Apakah MyPertamina Merchant berbeda dengan MyPertamina?

Ya. MyPertamina Merchant ditujukan untuk merchant dalam ekosistem MyPertamina, dengan fitur seperti pengelolaan stok, pesanan, laporan penjualan, pelanggan, dan transaksi. Aplikasi tersebut juga tersedia dalam format web.

Apakah pemula bisa membuat aplikasi seperti Subsidi Tepat LPG?

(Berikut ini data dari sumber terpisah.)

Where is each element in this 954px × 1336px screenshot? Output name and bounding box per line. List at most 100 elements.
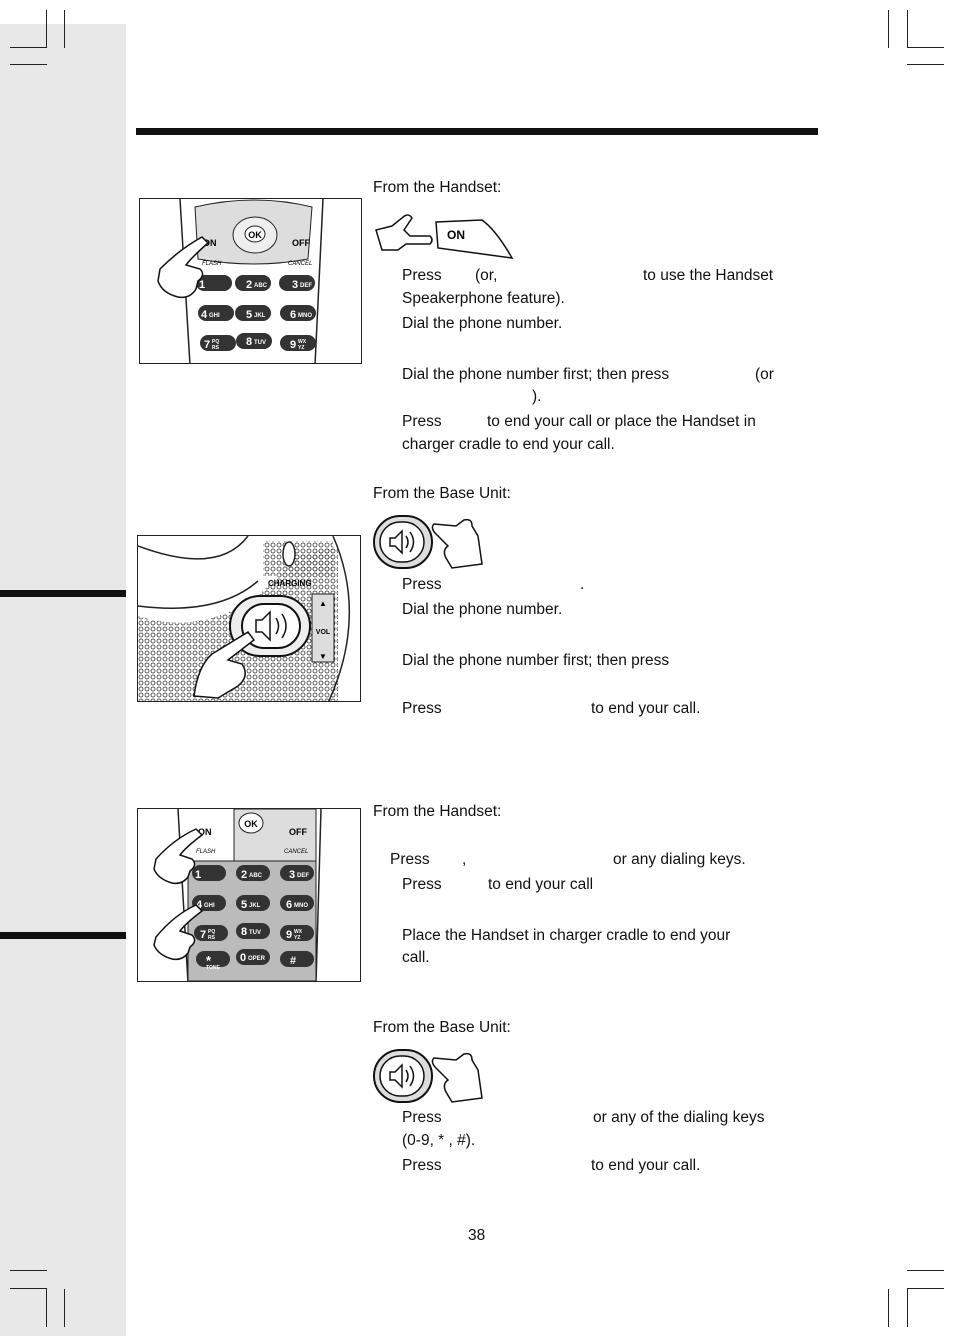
section4-step1-text: Press — [402, 1109, 442, 1126]
crop-mark — [888, 1289, 889, 1327]
key-5: 5 — [246, 309, 252, 321]
svg-text:3: 3 — [289, 869, 295, 881]
svg-text:4: 4 — [196, 899, 203, 911]
ok-key-label: OK — [244, 819, 258, 829]
ok-key-label: OK — [248, 230, 262, 240]
section3-step2-text: Press — [402, 876, 442, 893]
svg-text:2: 2 — [241, 869, 247, 881]
svg-text:YZ: YZ — [298, 345, 304, 351]
section2-step1-text: . — [580, 576, 585, 593]
key-1: 1 — [199, 279, 205, 291]
crop-mark — [907, 1289, 908, 1327]
on-button-label: ON — [447, 228, 465, 242]
key-6: 6 — [290, 309, 296, 321]
svg-text:#: # — [290, 955, 296, 967]
svg-text:TUV: TUV — [249, 930, 261, 936]
svg-text:JKL: JKL — [254, 313, 266, 319]
section1-end-text: to end your call or place the Handset in — [487, 413, 756, 430]
section1-end-text: Press — [402, 413, 442, 430]
svg-text:WX: WX — [294, 929, 303, 935]
svg-text:GHI: GHI — [209, 313, 220, 319]
section3-alt-text: Place the Handset in charger cradle to e… — [402, 927, 731, 944]
charging-label: CHARGING — [268, 579, 312, 588]
base-unit-illustration: CHARGING ▲ VOL ▼ — [137, 535, 361, 702]
key-9: 9 — [290, 339, 296, 351]
svg-text:8: 8 — [241, 926, 247, 938]
section2-step2-text: Dial the phone number. — [402, 601, 563, 618]
key-8: 8 — [246, 336, 252, 348]
svg-text:YZ: YZ — [294, 935, 300, 941]
section1-step1-text: to use the Handset — [643, 267, 774, 284]
section4-step1-text: or any of the dialing keys — [593, 1109, 765, 1126]
section4-end-text: Press — [402, 1157, 442, 1174]
key-2: 2 — [246, 279, 252, 291]
svg-text:0: 0 — [240, 952, 246, 964]
flash-label: FLASH — [196, 849, 216, 855]
crop-mark — [907, 47, 944, 48]
section1-alt-text: ). — [532, 388, 542, 405]
crop-mark — [10, 47, 47, 48]
svg-text:RS: RS — [212, 345, 220, 351]
section3-step1-text: Press — [390, 851, 430, 868]
off-key-label: OFF — [292, 238, 310, 248]
side-tab-bottom-rule — [0, 932, 126, 939]
crop-mark — [10, 1270, 47, 1271]
svg-text:ABC: ABC — [249, 873, 263, 879]
speaker-button-hand-icon — [372, 1048, 484, 1104]
section1-alt-text: Dial the phone number first; then press — [402, 366, 670, 383]
svg-text:OPER: OPER — [248, 956, 266, 962]
side-tab-top-rule — [0, 590, 126, 597]
hand-pressing-on-button-icon: ON — [374, 210, 516, 262]
svg-text:RS: RS — [208, 935, 216, 941]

Bisa belajar membuat versi sederhananya. Namun, sistem produksi berskala nasional membutuhkan kemampuan lebih lanjut dalam backend, database, keamanan, API, cloud, testing, monitoring, dan software architecture.

Jadi, bedanya aplikasi MyPertamina dan Subsidi Tepat LPG 3 Kg terletak terutama pada fungsi dan penggunaannya.

MyPertamina berfokus pada layanan digital konsumen, sedangkan Subsidi Tepat LPG 3 Kg mendukung pendataan dan transaksi distribusi LPG bersubsidi melalui sistem web dan aplikasi merchant.

Dari sisi programming, MyPertamina memiliki bukti penggunaan Kotlin untuk Android serta Swift/SwiftUI untuk iOS. Untuk Subsidi Tepat LPG, informasi publik lebih jelas mengenai bentuk sistemnya—web dan Merchant Apps—daripada bahasa pemrograman internal yang digunakan.

Bagi Anda yang sedang learning programming, kasus ini memberikan pelajaran penting: aplikasi besar bukan hanya soal bahasa pemrograman. Ada frontend, backend, API, database, security, cloud, testing, dan arsitektur yang bekerja bersama.

Kalau Anda ingin programming belajar dari 0, pilih satu jalur terlebih dahulu. Setelah fondasinya kuat, barulah pelajari bagaimana membuat aplikasi yang terhubung dengan API, database, dan sistem transaksi seperti yang digunakan pada aplikasi berskala besar.